Senado aprova projeto que permite a servidor público federal atuar como MEI

Imagem da sessão da Comissão do Senado com a presença dos senadores Irajá e Geraldo Magela.
Comissão do Senado aprova MEI para servidor público federal

Decisão da CCJ do Senado autoriza atuação de servidores federais como microempreendedores individuais. Medida, contudo, possui restrições e exige compatibilidade de horários e respeito a conflitos de interesse.

A Comissão de Constituição e Justiça (CCJ) do Senado decidiu, na quarta-feira, 1º de julho de 2026, autorizar servidores públicos federais a atuarem como microempreendedores individuais (MEIs). A justificativa para a decisão visa fortalecer a economia, permitindo que os servidores ampliem a oferta de bens e serviços no mercado privado, gerando dinamismo e vigor para a atividade econômica, sem comprometer o serviço público. Esta medida é importante pois reconhece a possibilidade de acumular atividades, desde que haja compatibilidade e respeito às regras éticas e de conflito de interesses.

O projeto, de autoria do senador Nelsinho Trad (PSD-MS), altera o Estatuto do Servidor Público Federal (Lei nº 8.112/1990) e tramita em caráter terminativo. Isso significa que a proposta seguirá para a Câmara dos Deputados sem a necessidade de votação em plenário no Senado, a menos que um recurso seja apresentado até 8 de julho. O texto original já havia sido aprovado pela Comissão de Assuntos Econômicos (CAE) em 2024.

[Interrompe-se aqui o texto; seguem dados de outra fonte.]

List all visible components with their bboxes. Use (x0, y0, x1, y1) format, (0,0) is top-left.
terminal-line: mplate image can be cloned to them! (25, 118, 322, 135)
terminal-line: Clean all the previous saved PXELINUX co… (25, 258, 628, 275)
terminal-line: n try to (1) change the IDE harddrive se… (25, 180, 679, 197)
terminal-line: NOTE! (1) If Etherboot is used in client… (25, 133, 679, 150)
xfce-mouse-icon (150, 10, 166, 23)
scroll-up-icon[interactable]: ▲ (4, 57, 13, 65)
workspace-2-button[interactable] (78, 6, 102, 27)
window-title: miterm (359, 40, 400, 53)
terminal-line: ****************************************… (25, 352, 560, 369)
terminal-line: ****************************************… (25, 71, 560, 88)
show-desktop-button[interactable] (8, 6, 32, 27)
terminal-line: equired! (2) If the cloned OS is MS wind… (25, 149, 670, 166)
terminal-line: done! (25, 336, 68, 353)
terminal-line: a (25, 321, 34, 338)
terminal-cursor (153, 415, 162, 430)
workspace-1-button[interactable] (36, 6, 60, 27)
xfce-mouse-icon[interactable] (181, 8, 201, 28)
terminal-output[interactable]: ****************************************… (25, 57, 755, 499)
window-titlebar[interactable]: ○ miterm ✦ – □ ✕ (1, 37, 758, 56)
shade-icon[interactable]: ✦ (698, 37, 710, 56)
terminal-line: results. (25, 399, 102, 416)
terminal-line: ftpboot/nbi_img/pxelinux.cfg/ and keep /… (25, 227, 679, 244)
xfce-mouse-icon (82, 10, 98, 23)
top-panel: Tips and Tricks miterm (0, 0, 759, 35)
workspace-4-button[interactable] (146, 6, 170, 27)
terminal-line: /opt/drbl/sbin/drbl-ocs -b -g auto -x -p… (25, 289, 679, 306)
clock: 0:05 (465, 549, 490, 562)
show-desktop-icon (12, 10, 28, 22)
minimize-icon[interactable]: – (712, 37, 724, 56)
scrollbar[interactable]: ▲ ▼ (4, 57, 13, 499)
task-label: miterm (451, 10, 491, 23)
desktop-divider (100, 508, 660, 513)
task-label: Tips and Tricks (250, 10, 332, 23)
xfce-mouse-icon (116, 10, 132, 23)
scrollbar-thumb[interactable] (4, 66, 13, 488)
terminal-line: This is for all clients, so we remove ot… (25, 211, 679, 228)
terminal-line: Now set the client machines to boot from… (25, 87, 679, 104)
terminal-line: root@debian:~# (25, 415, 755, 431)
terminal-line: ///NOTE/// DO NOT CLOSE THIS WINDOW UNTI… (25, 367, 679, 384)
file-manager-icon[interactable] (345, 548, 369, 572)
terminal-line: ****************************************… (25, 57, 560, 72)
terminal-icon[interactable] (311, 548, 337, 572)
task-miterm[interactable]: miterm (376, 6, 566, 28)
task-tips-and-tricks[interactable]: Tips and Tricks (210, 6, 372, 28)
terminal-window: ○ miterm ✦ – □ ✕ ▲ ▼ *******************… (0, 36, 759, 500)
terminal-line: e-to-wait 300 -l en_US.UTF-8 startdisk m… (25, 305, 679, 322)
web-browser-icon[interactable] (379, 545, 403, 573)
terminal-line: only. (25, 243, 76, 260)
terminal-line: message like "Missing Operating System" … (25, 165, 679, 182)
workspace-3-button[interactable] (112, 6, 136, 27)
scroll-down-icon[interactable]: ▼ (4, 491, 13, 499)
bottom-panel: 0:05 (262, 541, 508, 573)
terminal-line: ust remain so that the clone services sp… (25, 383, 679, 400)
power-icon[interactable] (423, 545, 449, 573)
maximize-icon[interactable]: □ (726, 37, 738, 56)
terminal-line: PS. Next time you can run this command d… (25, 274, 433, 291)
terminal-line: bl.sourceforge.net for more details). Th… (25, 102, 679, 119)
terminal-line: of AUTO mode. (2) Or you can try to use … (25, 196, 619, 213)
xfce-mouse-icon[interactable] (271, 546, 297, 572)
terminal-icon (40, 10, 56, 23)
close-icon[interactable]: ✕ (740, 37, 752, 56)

A nova legislação, porém, estabelece exceções importantes. Ocupantes de cargos em comissão ou funções de confiança, que são submetidos a regime de dedicação integral à administração pública, não serão contemplados. Da mesma forma, militares e empregados públicos de empresas estatais ficam de fora da autorização.

Para os servidores que forem atuar como MEI, serão exigidas a compatibilidade de horários entre a atividade privada e o cargo público. Além disso, devem ser respeitadas as regras sobre conflito de interesses, e é proibida a participação do servidor em licitações ou a execução de contratos com o órgão ou entidade ao qual esteja vinculado.

O senador Irajá (PSD-TO), relator da proposta na CCJ, defendeu a medida argumentando que já existem situações em que servidores acumulam cargos ou mantêm empregos privados. Para ele, é incoerente proibir o microempreendedorismo, que possui limites de receita anual de até R$ 81 mil, quando outras formas de acúmulo são permitidas.

A aprovação na CCJ ocorreu em votação apertada, com 12 votos a favor e apenas um contrário, do senador Alessandro Vieira (MDB-SE). A decisão, ao permitir o empreendedorismo de servidores, busca injetar mais vitalidade na economia, ao mesmo tempo em que estabelece salvaguardas para a integridade do serviço público.